L’électricité, un fardeau économique pour les foyers
Dans ce contexte, le poids de la dépense énergétique dans le budget des ménages est devenu insupportable. Selon les données disponibles, jusqu’à 40 % des dépenses mensuelles peuvent être consacrées à l’électricité pour les foyers les plus modestes. Ce poste budgétaire dépasse désormais l’alimentation, les transports ou même l’éducation.
Cette pression financière conduit à des arbitrages douloureux : renoncer à l’électroménager, limiter le chauffage en hiver, réduire l’usage des appareils électroniques ou restreindre l’usage de l’eau chaude. Certains foyers recourent à des prêts familiaux ou à des économies de long terme pour payer leurs factures de générateur.
L’impact se fait sentir jusque dans la santé mentale : les familles vivent dans un stress permanent, dépendantes d’un courant intermittent, sans pouvoir anticiper ni organiser sereinement leur quotidien.
Un ministère de l’Énergie sans plan, sans calendrier, sans solution
Dans ce contexte de crise prolongée, le ministère de l’Énergie n’a annoncé aucun plan clair. Aucun calendrier n’a été publié pour une augmentation de la production. Aucun accord d’approvisionnement énergétique n’a été finalisé. Les promesses de diversification du mix énergétique ou de développement des énergies renouvelables sont restées sans effet.
Cette inertie est d’autant plus choquante que le Liban bénéficie encore d’un fort potentiel solaire et éolien. Des projets pilotes existent, mais ils restent marginaux et ne bénéficient d’aucun appui étatique sérieux. L’électricité solaire, en plein essor chez les ménages autonomes, ne remplace pas une politique publique de transition énergétique.
Les contrats internationaux, souvent bloqués par des jeux d’intérêts ou des conflits politiques, ne parviennent pas à sortir de l’impasse.
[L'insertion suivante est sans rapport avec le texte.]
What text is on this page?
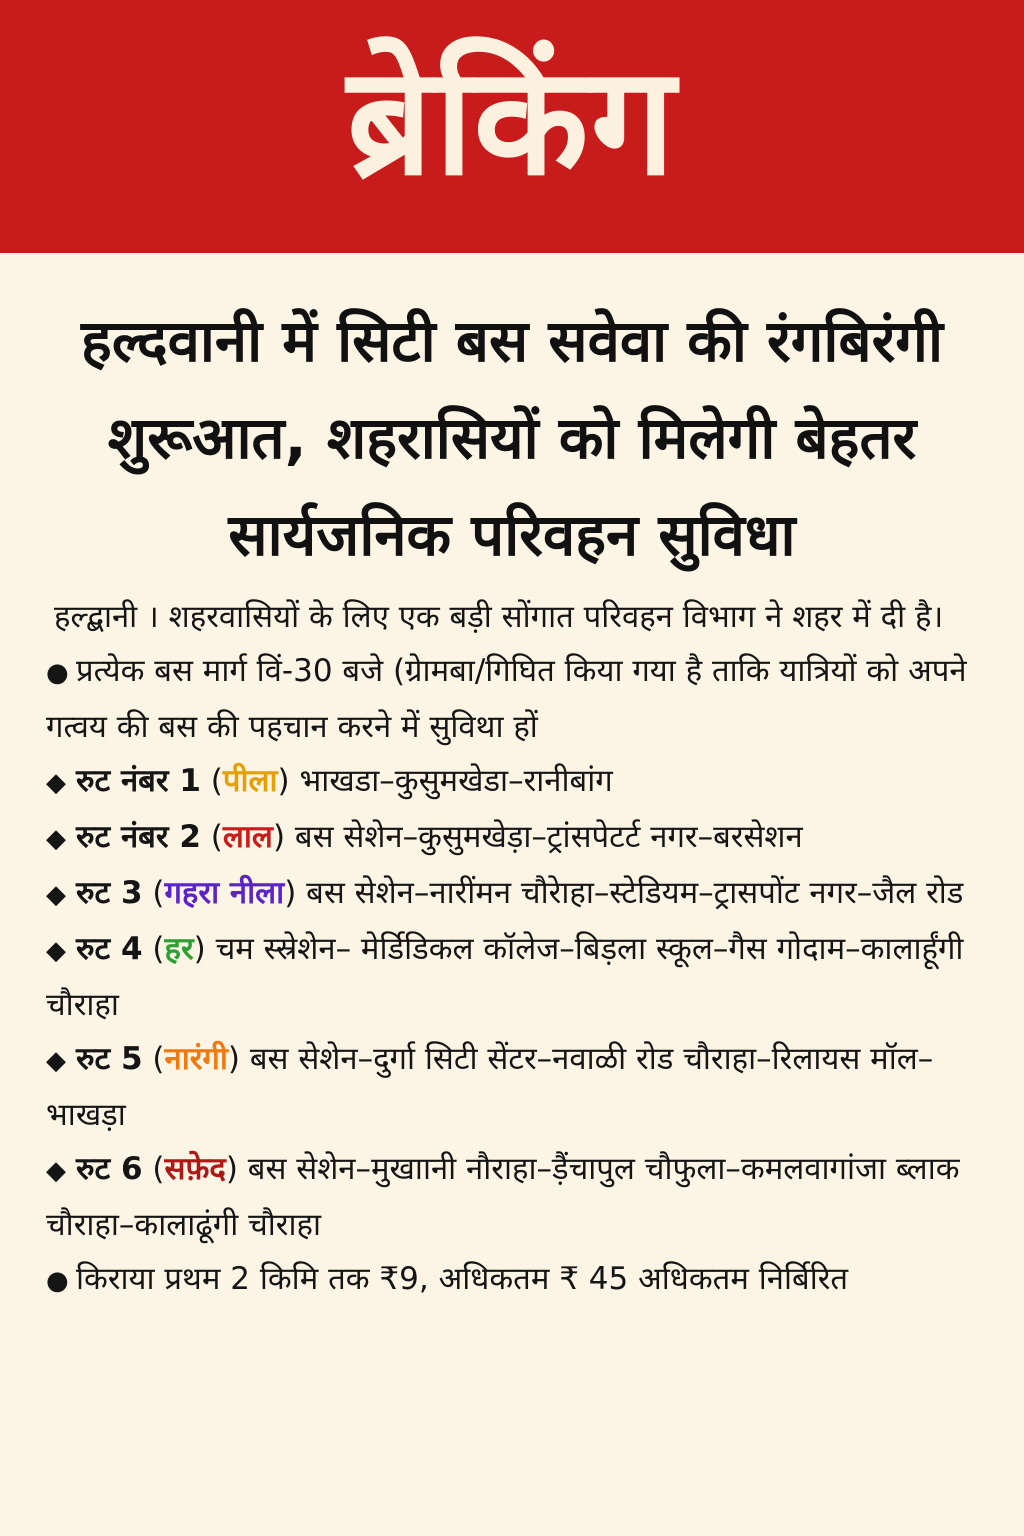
ब्रेकिंग
हल्दवानी में सिटी बस सवेवा की रंगबिरंगी शुरूआत, शहरासियों को मिलेगी बेहतर सार्यजनिक परिवहन सुविधा
हल्द्बानी । शहरवासियों के लिए एक बड़ी सोंगात परिवहन विभाग ने शहर में दी है।
● प्रत्येक बस मार्ग विं-30 बजे (ग्रेामबा/गिघित किया गया है ताकि यात्रियों को अपने गत्वय की बस की पहचान करने में सुविथा हों
◆ रुट नंबर 1 (पीला) भाखडा–कुसुमखेडा–रानीबांग
◆ रुट नंबर 2 (लाल) बस सेशेन–कुसुमखेड़ा–ट्रांसपेटर्ट नगर–बरसेशन
◆ रुट 3 (गहरा नीला) बस सेशेन–नारींमन चौरेाहा–स्टेडियम–ट्रासपोंट नगर–जैल रोड
◆ रुट 4 (हर) चम स्स्रेशेन– मेर्डिडिकल कॉलेज–बिड़ला स्कूल–गैस गोदाम–कालार्हूंगी चौराहा
◆ रुट 5 (नारंगी) बस सेशेन–दुर्गा सिटी सेंटर–नवाळी रोड चौराहा–रिलायस मॉल–भाखड़ा
◆ रुट 6 (सफ़ेद) बस सेशेन–मुखाानी नौराहा–ड़ैंचापुल चौफुला–कमलवागांजा ब्लाक चौराहा–कालाढूंगी चौराहा
● किराया प्रथम 2 किमि तक ₹9, अधिकतम ₹ 45 अधिकतम निर्बिरित
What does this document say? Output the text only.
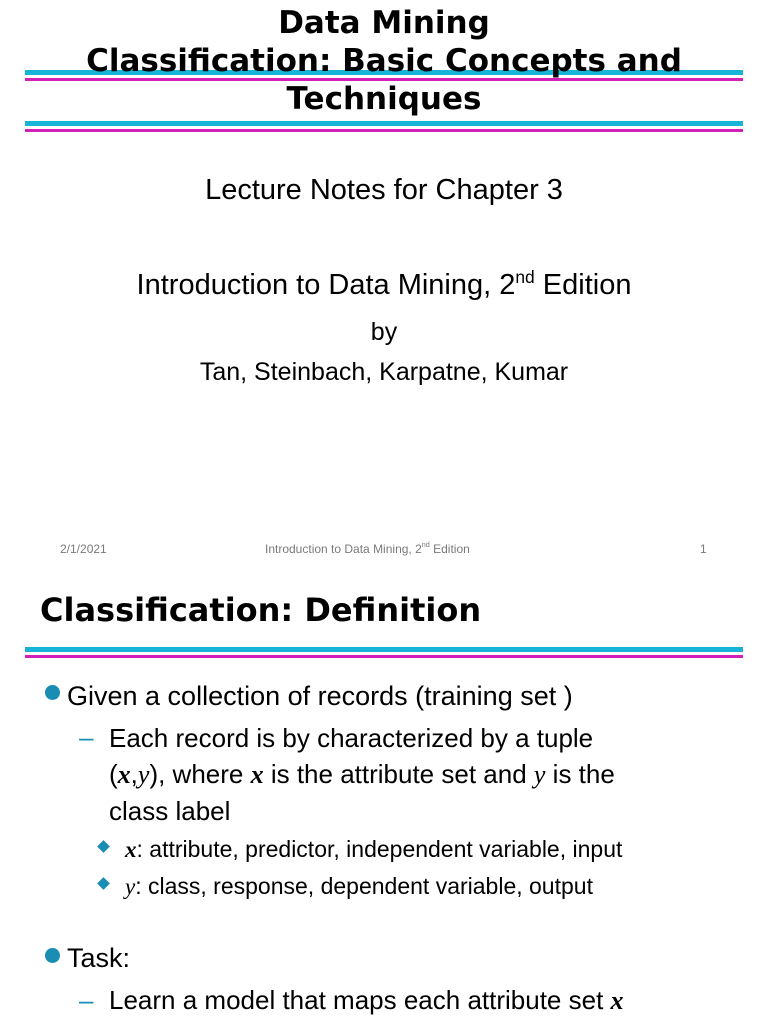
Data Mining

Classification: Basic Concepts and

Techniques

Lecture Notes for Chapter 3

Introduction to Data Mining, 2nd Edition

by

Tan, Steinbach, Karpatne, Kumar

2/1/2021	Introduction to Data Mining, 2nd Edition	1

Classification: Definition

Given a collection of records (training set )

– Each record is by characterized by a tuple
(x,y), where x is the attribute set and y is the
class label

x: attribute, predictor, independent variable, input

y: class, response, dependent variable, output

Task:

– Learn a model that maps each attribute set x
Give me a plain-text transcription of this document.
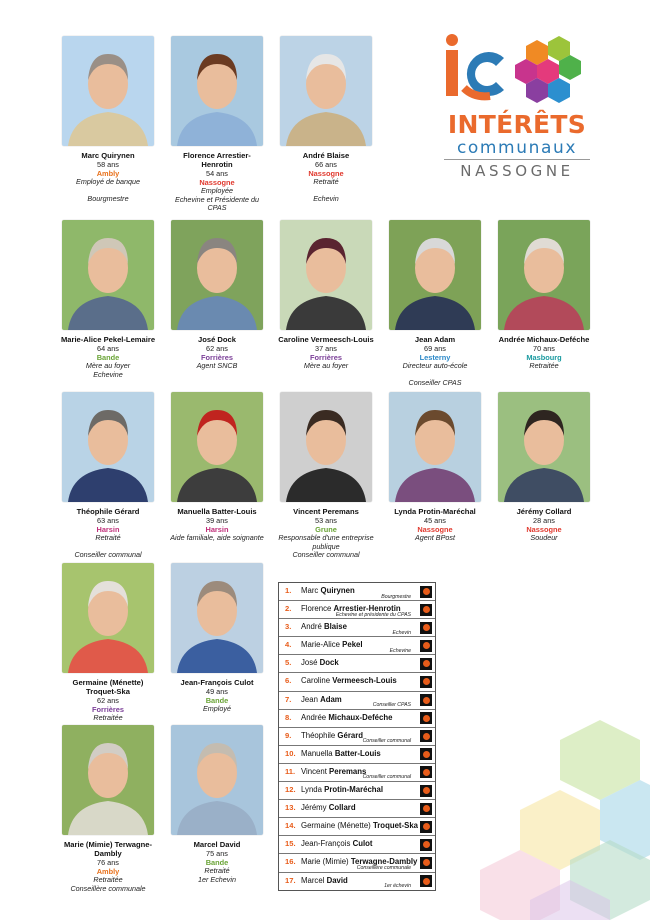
INTÉRÊTS
communaux
NASSOGNE
Marc Quirynen
58 ans
Ambly
Employé de banque
Bourgmestre
Florence Arrestier-Henrotin
54 ans
Nassogne
Employée
Echevine et Présidente du CPAS
André Blaise
66 ans
Nassogne
Retraité
Echevin
Marie-Alice Pekel-Lemaire
64 ans
Bande
Mère au foyer
Echevine
José Dock
62 ans
Forrières
Agent SNCB
Caroline Vermeesch-Louis
37 ans
Forrières
Mère au foyer
Jean Adam
69 ans
Lesterny
Directeur auto-école
Conseiller CPAS
Andrée Michaux-Deféche
70 ans
Masbourg
Retraitée
Théophile Gérard
63 ans
Harsin
Retraité
Conseiller communal
Manuella Batter-Louis
39 ans
Harsin
Aide familiale, aide soignante
Vincent Peremans
53 ans
Grune
Responsable d'une entreprise publique
Conseiller communal
Lynda Protin-Maréchal
45 ans
Nassogne
Agent BPost
Jérémy Collard
28 ans
Nassogne
Soudeur
Germaine (Ménette) Troquet-Ska
62 ans
Forrières
Retraitée
Jean-François Culot
49 ans
Bande
Employé
Marie (Mimie) Terwagne-Dambly
76 ans
Ambly
Retraitée
Conseillère communale
Marcel David
75 ans
Bande
Retraité
1er Echevin
1. Marc Quirynen
Bourgmestre
2. Florence Arrestier-Henrotin
Echevine et présidente du CPAS
3. André Blaise
Echevin
4. Marie-Alice Pekel
Echevine
5. José Dock
6. Caroline Vermeesch-Louis
7. Jean Adam
Conseiller CPAS
8. Andrée Michaux-Deféche
9. Théophile Gérard
Conseiller communal
10. Manuella Batter-Louis
11. Vincent Peremans
Conseiller communal
12. Lynda Protin-Maréchal
13. Jérémy Collard
14. Germaine (Ménette) Troquet-Ska
15. Jean-François Culot
16. Marie (Mimie) Terwagne-Dambly
Conseillère communale
17. Marcel David
1er échevin
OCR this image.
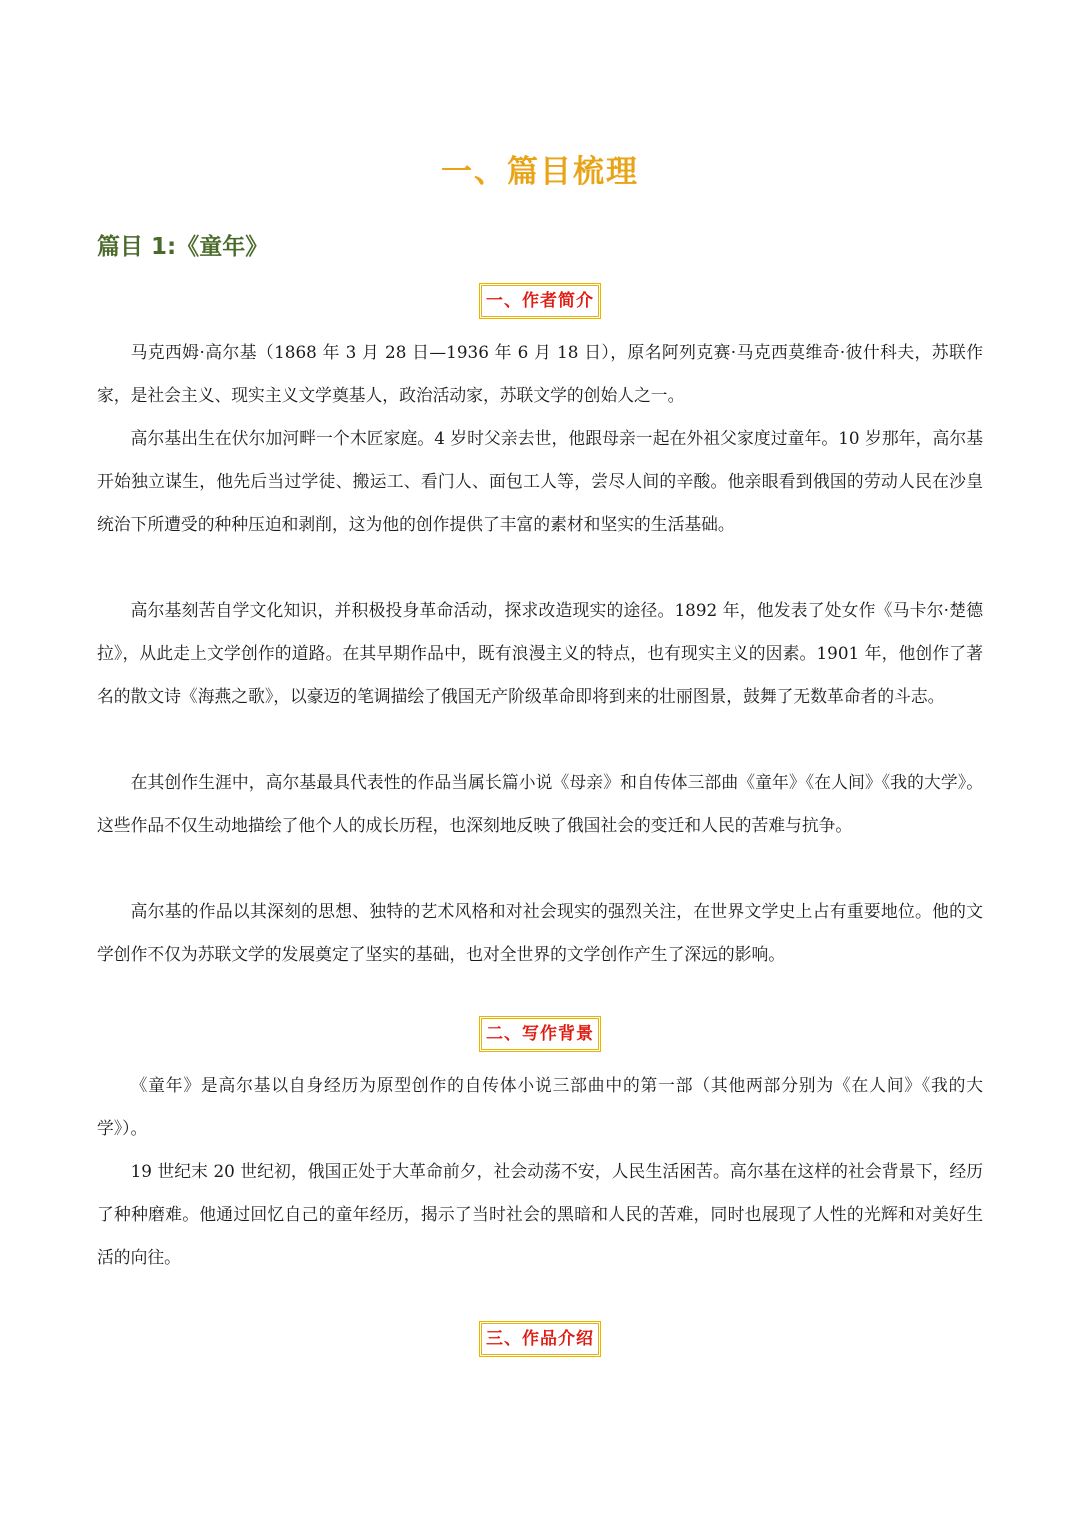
一、篇目梳理
篇目 1:《童年》
一、作者简介

马克西姆·高尔基（1868 年 3 月 28 日—1936 年 6 月 18 日），原名阿列克赛·马克西莫维奇·彼什科夫，苏联作家，是社会主义、现实主义文学奠基人，政治活动家，苏联文学的创始人之一。

高尔基出生在伏尔加河畔一个木匠家庭。4 岁时父亲去世，他跟母亲一起在外祖父家度过童年。10 岁那年，高尔基开始独立谋生，他先后当过学徒、搬运工、看门人、面包工人等，尝尽人间的辛酸。他亲眼看到俄国的劳动人民在沙皇统治下所遭受的种种压迫和剥削，这为他的创作提供了丰富的素材和坚实的生活基础。

高尔基刻苦自学文化知识，并积极投身革命活动，探求改造现实的途径。1892 年，他发表了处女作《马卡尔·楚德拉》，从此走上文学创作的道路。在其早期作品中，既有浪漫主义的特点，也有现实主义的因素。1901 年，他创作了著名的散文诗《海燕之歌》，以豪迈的笔调描绘了俄国无产阶级革命即将到来的壮丽图景，鼓舞了无数革命者的斗志。

在其创作生涯中，高尔基最具代表性的作品当属长篇小说《母亲》和自传体三部曲《童年》《在人间》《我的大学》。这些作品不仅生动地描绘了他个人的成长历程，也深刻地反映了俄国社会的变迁和人民的苦难与抗争。

高尔基的作品以其深刻的思想、独特的艺术风格和对社会现实的强烈关注，在世界文学史上占有重要地位。他的文学创作不仅为苏联文学的发展奠定了坚实的基础，也对全世界的文学创作产生了深远的影响。

二、写作背景

《童年》是高尔基以自身经历为原型创作的自传体小说三部曲中的第一部（其他两部分别为《在人间》《我的大学》）。

19 世纪末 20 世纪初，俄国正处于大革命前夕，社会动荡不安，人民生活困苦。高尔基在这样的社会背景下，经历了种种磨难。他通过回忆自己的童年经历，揭示了当时社会的黑暗和人民的苦难，同时也展现了人性的光辉和对美好生活的向往。

三、作品介绍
L’administration publique, minée par les divisions internes et la méfiance généralisée, semble incapable d’offrir une perspective.
La temporalité de la pénurie : vivre en attente
Au Liban, l’attente est devenue une routine : attendre l’eau, attendre l’électricité, attendre le carburant. Cette attente structure la vie quotidienne. Les habitants modifient leurs habitudes pour s’aligner sur les horaires d’alimentation électrique : faire la lessive à l’aube, cuisiner en décalé, recharger les appareils pendant une brève fenêtre.
Ce mode de vie n’est pas seulement contraignant, il transforme la perception du temps. Le temps n’est plus une ressource libre, mais une contrainte logistique. Il faut organiser les rendez-vous, le travail à domicile, l’éducation des enfants, autour de l’arrivée du courant. L’État, absent, laisse la société improviser avec des outils précaires.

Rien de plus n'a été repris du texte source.